Just to understand, are you saying your CPAP runs off 110v AND 12v or did you mean 110v OR 12v?

If your 110v goes out, then so will the converter so it's better to run it from the battery with a fuse. Why don't you just skip the 12 outlet and install an "Inverter". Find out the wattage capacity for your CPAP then install the inverter which automatically converts the 12v battery to 110v for your CPAP. In other forums I belong to this is a very successful option. The reason is that the CPAP will always have power (from the batteries) and you don't have to worry about 110v not being available. When 110v is available then the converter helps keep the batteries charged anyway. Your only concern is keeping the batteries charged when not connected to shore power.

The CPAP runs plugs into the inverter just like if would from the 110v outlet. The biggest problem you'd have to consider is where to mount the inverter to get to the outlets and how to get the 12v inverter wires back to the battery. But you'd have the same problem running the wires from the 12v outlet (lighter).

Inverters are sold in many wattages. As low at 100w, to 3,000 and even higher. I had a 1000W inverter in a prior trailer and that was plenty. It was wired to the battery (with a fuse) and gave me 110v power when not connected to shore power. I used it for air compressors, and power drills when I stored the trailer elsewhere and didn't have 110v close by. The inverter should be installed by someone who is well versed in electronics. I had it done by someone since it need an isolator and I don't know how to do that. An isolator helps protect the trailer when using multiple power sources (truck supply, shore power, solar panels or whatever you happen to have).
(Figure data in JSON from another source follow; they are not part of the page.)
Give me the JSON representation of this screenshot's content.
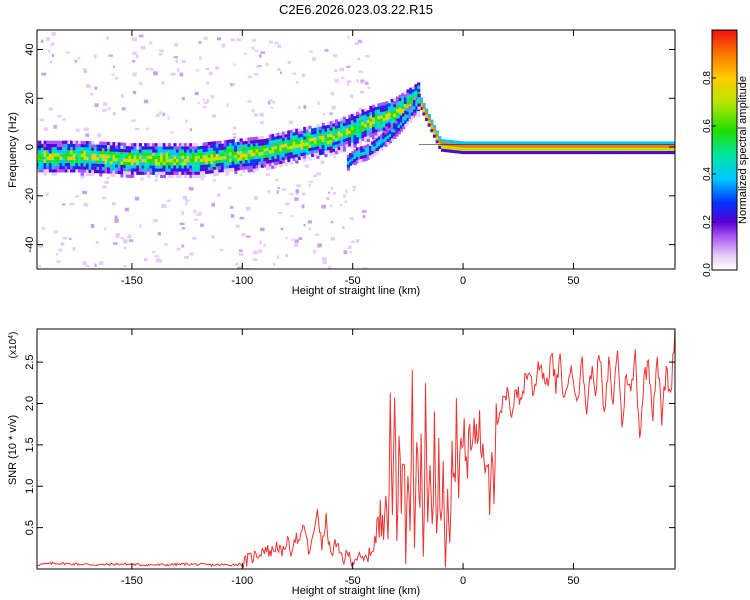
{
  "title": "C2E6.2026.023.03.22.R15",
  "chart_data": [
    {
      "type": "heatmap",
      "xlabel": "Height of straight line (km)",
      "ylabel": "Frequency (Hz)",
      "xlim": [
        -193,
        96
      ],
      "ylim": [
        -50,
        48
      ],
      "xticks": [
        -150,
        -100,
        -50,
        0,
        50
      ],
      "yticks": [
        -40,
        -20,
        0,
        20,
        40
      ],
      "ridge": {
        "x": [
          -193,
          -175,
          -160,
          -150,
          -140,
          -130,
          -120,
          -110,
          -100,
          -90,
          -80,
          -70,
          -60,
          -50,
          -45,
          -40,
          -35,
          -30,
          -25,
          -20,
          -10,
          0,
          10,
          20,
          40,
          60,
          80,
          96
        ],
        "y": [
          -4,
          -4,
          -4.5,
          -5,
          -5,
          -5,
          -5,
          -4,
          -3,
          -2,
          0,
          2,
          4,
          7,
          9,
          11,
          12,
          14,
          17,
          20,
          1,
          0,
          0,
          0,
          0,
          0,
          0,
          0
        ]
      },
      "branch": {
        "x": [
          -52,
          -48,
          -44,
          -40,
          -36,
          -32,
          -28,
          -24,
          -20
        ],
        "y": [
          -6,
          -3,
          -2,
          0,
          3,
          6,
          10,
          14,
          19
        ]
      },
      "colorbar": {
        "label": "Normalized spectral amplitude",
        "range": [
          0,
          1
        ],
        "ticks": [
          "0.0",
          "0.2",
          "0.4",
          "0.6",
          "0.8"
        ],
        "tick_values": [
          0,
          0.2,
          0.4,
          0.6,
          0.8
        ],
        "colors": [
          "#ffffff",
          "#e5cdf7",
          "#a855f7",
          "#5b00d4",
          "#0033ff",
          "#00c8ff",
          "#00e6a0",
          "#22dd00",
          "#b8e600",
          "#ffcc00",
          "#ff7700",
          "#ee1111"
        ]
      }
    },
    {
      "type": "line",
      "xlabel": "Height of straight line (km)",
      "ylabel": "SNR (10 * v/v)",
      "scale_label": "(x10",
      "scale_exp": "4",
      "scale_close": ")",
      "xlim": [
        -193,
        96
      ],
      "ylim": [
        0,
        2.9
      ],
      "xticks": [
        -150,
        -100,
        -50,
        0,
        50
      ],
      "yticks": [
        0.5,
        1.0,
        1.5,
        2.0,
        2.5
      ],
      "ytick_labels": [
        "0.5",
        "1.0",
        "1.5",
        "2.0",
        "2.5"
      ],
      "series": [
        {
          "name": "SNR",
          "color": "#ee3333",
          "x": [
            -193,
            -185,
            -175,
            -165,
            -155,
            -145,
            -135,
            -125,
            -115,
            -105,
            -100,
            -97,
            -93,
            -90,
            -87,
            -84,
            -82,
            -80,
            -78,
            -76,
            -74,
            -72,
            -70,
            -68,
            -66,
            -64,
            -62,
            -60,
            -58,
            -56,
            -54,
            -52,
            -50,
            -48,
            -46,
            -44,
            -42,
            -40,
            -38,
            -36,
            -35,
            -34,
            -33,
            -32,
            -31,
            -30,
            -29,
            -28,
            -27,
            -26,
            -25,
            -24,
            -23,
            -22,
            -21,
            -20,
            -19,
            -18,
            -17,
            -16,
            -15,
            -14,
            -13,
            -12,
            -11,
            -10,
            -9,
            -8,
            -7,
            -6,
            -5,
            -4,
            -3,
            -2,
            -1,
            0,
            1,
            2,
            3,
            4,
            5,
            6,
            7,
            8,
            9,
            10,
            11,
            12,
            13,
            14,
            15,
            16,
            18,
            20,
            22,
            24,
            26,
            28,
            30,
            32,
            34,
            36,
            38,
            40,
            42,
            44,
            46,
            48,
            50,
            52,
            54,
            56,
            58,
            60,
            62,
            64,
            66,
            68,
            70,
            72,
            74,
            76,
            78,
            80,
            82,
            84,
            86,
            88,
            90,
            92,
            94,
            96
          ],
          "values": [
            0.05,
            0.07,
            0.06,
            0.05,
            0.06,
            0.05,
            0.05,
            0.06,
            0.05,
            0.05,
            0.06,
            0.12,
            0.18,
            0.25,
            0.2,
            0.3,
            0.15,
            0.35,
            0.22,
            0.4,
            0.3,
            0.55,
            0.2,
            0.35,
            0.75,
            0.25,
            0.6,
            0.15,
            0.3,
            0.2,
            0.12,
            0.18,
            0.1,
            0.15,
            0.1,
            0.12,
            0.2,
            0.3,
            0.5,
            0.7,
            1.2,
            0.4,
            1.8,
            0.6,
            2.3,
            0.3,
            1.9,
            0.5,
            1.6,
            0.3,
            1.4,
            0.8,
            2.2,
            0.4,
            1.7,
            0.6,
            1.5,
            0.3,
            1.9,
            0.5,
            1.3,
            0.2,
            1.8,
            0.6,
            1.4,
            0.3,
            1.5,
            0.1,
            1.2,
            0.5,
            1.6,
            1.0,
            1.8,
            1.2,
            1.5,
            1.4,
            1.6,
            1.2,
            1.7,
            1.3,
            1.9,
            1.5,
            1.8,
            1.4,
            1.6,
            1.2,
            1.5,
            0.9,
            1.6,
            1.1,
            1.9,
            1.7,
            2.0,
            2.1,
            1.9,
            2.2,
            2.0,
            2.3,
            2.4,
            2.1,
            2.5,
            2.4,
            2.2,
            2.6,
            2.2,
            2.5,
            2.0,
            2.4,
            2.3,
            2.1,
            2.5,
            1.9,
            2.4,
            2.2,
            2.6,
            1.8,
            2.5,
            2.0,
            2.7,
            1.7,
            2.4,
            2.1,
            2.6,
            1.6,
            2.3,
            2.5,
            1.9,
            2.6,
            1.8,
            2.4,
            2.1,
            2.9
          ]
        }
      ]
    }
  ]
}
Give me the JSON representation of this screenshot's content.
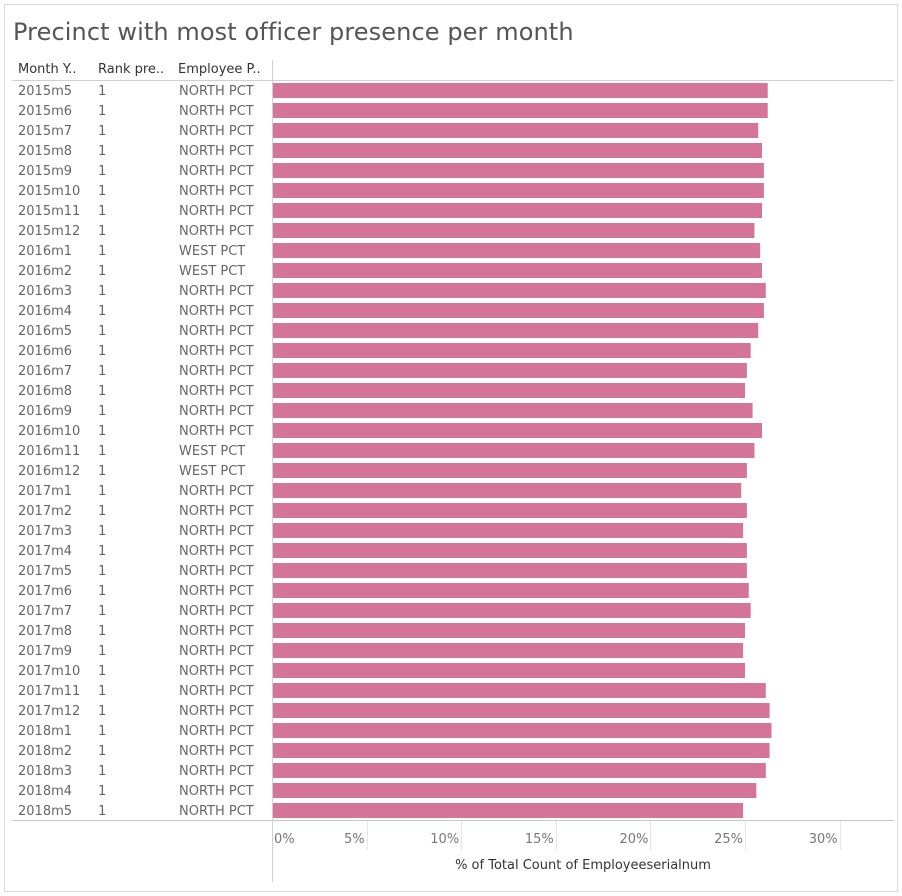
{
  "chart_data": {
    "type": "bar",
    "orientation": "horizontal",
    "title": "Precinct with most officer presence per month",
    "row_headers": [
      "Month Y..",
      "Rank pre..",
      "Employee P.."
    ],
    "categories": [
      "2015m5",
      "2015m6",
      "2015m7",
      "2015m8",
      "2015m9",
      "2015m10",
      "2015m11",
      "2015m12",
      "2016m1",
      "2016m2",
      "2016m3",
      "2016m4",
      "2016m5",
      "2016m6",
      "2016m7",
      "2016m8",
      "2016m9",
      "2016m10",
      "2016m11",
      "2016m12",
      "2017m1",
      "2017m2",
      "2017m3",
      "2017m4",
      "2017m5",
      "2017m6",
      "2017m7",
      "2017m8",
      "2017m9",
      "2017m10",
      "2017m11",
      "2017m12",
      "2018m1",
      "2018m2",
      "2018m3",
      "2018m4",
      "2018m5"
    ],
    "rank": [
      "1",
      "1",
      "1",
      "1",
      "1",
      "1",
      "1",
      "1",
      "1",
      "1",
      "1",
      "1",
      "1",
      "1",
      "1",
      "1",
      "1",
      "1",
      "1",
      "1",
      "1",
      "1",
      "1",
      "1",
      "1",
      "1",
      "1",
      "1",
      "1",
      "1",
      "1",
      "1",
      "1",
      "1",
      "1",
      "1",
      "1"
    ],
    "precinct": [
      "NORTH PCT",
      "NORTH PCT",
      "NORTH PCT",
      "NORTH PCT",
      "NORTH PCT",
      "NORTH PCT",
      "NORTH PCT",
      "NORTH PCT",
      "WEST PCT",
      "WEST PCT",
      "NORTH PCT",
      "NORTH PCT",
      "NORTH PCT",
      "NORTH PCT",
      "NORTH PCT",
      "NORTH PCT",
      "NORTH PCT",
      "NORTH PCT",
      "WEST PCT",
      "WEST PCT",
      "NORTH PCT",
      "NORTH PCT",
      "NORTH PCT",
      "NORTH PCT",
      "NORTH PCT",
      "NORTH PCT",
      "NORTH PCT",
      "NORTH PCT",
      "NORTH PCT",
      "NORTH PCT",
      "NORTH PCT",
      "NORTH PCT",
      "NORTH PCT",
      "NORTH PCT",
      "NORTH PCT",
      "NORTH PCT",
      "NORTH PCT"
    ],
    "values": [
      26.2,
      26.2,
      25.7,
      25.9,
      26.0,
      26.0,
      25.9,
      25.5,
      25.8,
      25.9,
      26.1,
      26.0,
      25.7,
      25.3,
      25.1,
      25.0,
      25.4,
      25.9,
      25.5,
      25.1,
      24.8,
      25.1,
      24.9,
      25.1,
      25.1,
      25.2,
      25.3,
      25.0,
      24.9,
      25.0,
      26.1,
      26.3,
      26.4,
      26.3,
      26.1,
      25.6,
      24.9
    ],
    "xlabel": "% of Total Count of Employeeserialnum",
    "xlim": [
      0,
      32
    ],
    "xticks": [
      0,
      5,
      10,
      15,
      20,
      25,
      30
    ],
    "tick_labels": [
      "0%",
      "5%",
      "10%",
      "15%",
      "20%",
      "25%",
      "30%"
    ],
    "grid": true,
    "bar_color": "#d47597",
    "gridline_color": "#e6e6e6"
  }
}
If might cost more overall, but it will be money well spent, over the lighter solution.


----------



## Hitch Pin (Sep 23, 2011)

artmart said:


> Just to understand, are you saying your CPAP runs off 110v AND 12v or did you mean 110v OR 12v?
> 
> If your 110v goes out, then so will the converter so it's better to run it from the battery with a fuse. Why don't you just skip the 12 outlet and install an "Inverter". Find out the wattage capacity for your CPAP then install the inverter which automatically converts the 12v battery to 110v for your CPAP. In other forums I belong to this is a very successful option. The reason is that the CPAP will always have power (from the batteries) and you don't have to worry about 110v not being available. When 110v is available then the converter helps keep the batteries charged anyway. Your only concern is keeping the batteries charged when not connected to shore power.
> 
> ...


The cpap will run on 110v or 12v. I have a power cable for the 12v hookup that plugs into a 12v outlet, I wonder if the inverter would draw more from the battery than it would if I ran it straight off the battery with the power cable?


----------



## artmart (Sep 21, 2010)

The CPAP directly connected to battery might use less amps than going through the inverter, because depending on the inverter it would need a small fan and maybe some LED for some power but expect these would be very very small amps.

On the power sense, going to direct to the battery would be better. But for just fractions more in amps, having more outlets of 110v available to use from the inverter for other things besides the CPAP machine might be an additional plus. I just picture you connect directly the CPAP to the battery and then you find it would be nice to have 110v for other things even though shore power is not available and the inverter would have been nice. But it will be extra cost.

For now, to meet your need and to answer your question to satisfy your concern and to keep things less expensive, go straight to the battery with a fuse.


----------



## Shadow (Oct 24, 2011)

I would have to see the schematics for sure, but if it can run on 12Vdc, then what that probably means is when you plug it into 110AC, it is internally transforming and rectifying it down to the 12Vdc that it actually operates on. 

Your best option is to install a 12V jack near the bed where you sit the CPAP and plug the unit into the jack. 

Now if you are running 110 from an outside source (like a electric included campsite) then the power used on AC isnt a problem, but if you are trying to get the AC by using an inverter plugged into a 12v jack, you are losing a bit of energy due to the converting power twice.. 

It would be like melting fresh snow in order to freeze it into ice cubes to put the the cooler. Would be easier to just put the snow in the cooler.


----------



## Hitch Pin (Sep 23, 2011)

Shadow said:


> if it can run on 12Vdc, then what that probably means is when you plug it into 110AC, it is internally transforming and rectifying it down to the 12Vdc that it actually operates on.


The statement above is right, thats how it works.


----------



## ezrv (Apr 25, 2011)

get 12 vdc power from the rv battery, it is charged from 115vac if available. Your lights wires may consume too much voltage drop when loaded with the cPAP. Measure it.


----------



## Bob7794 (Jun 6, 2012)

I taped on to 12v wires in my front pass thru compartment and put a receptical beside my bed for my CPAP. Prior to this I used an inverter. Without the inverter I use noticeably less power from the battery.


----------



## SMOKEY2348 (Jan 4, 2011)

Straight from the battery with an inline fuse. Some of the 12volt axillary plugs even come with a few feet of wire. No soldering needed, just crimp on your battery terminal ring connectors and you're good to go.


----------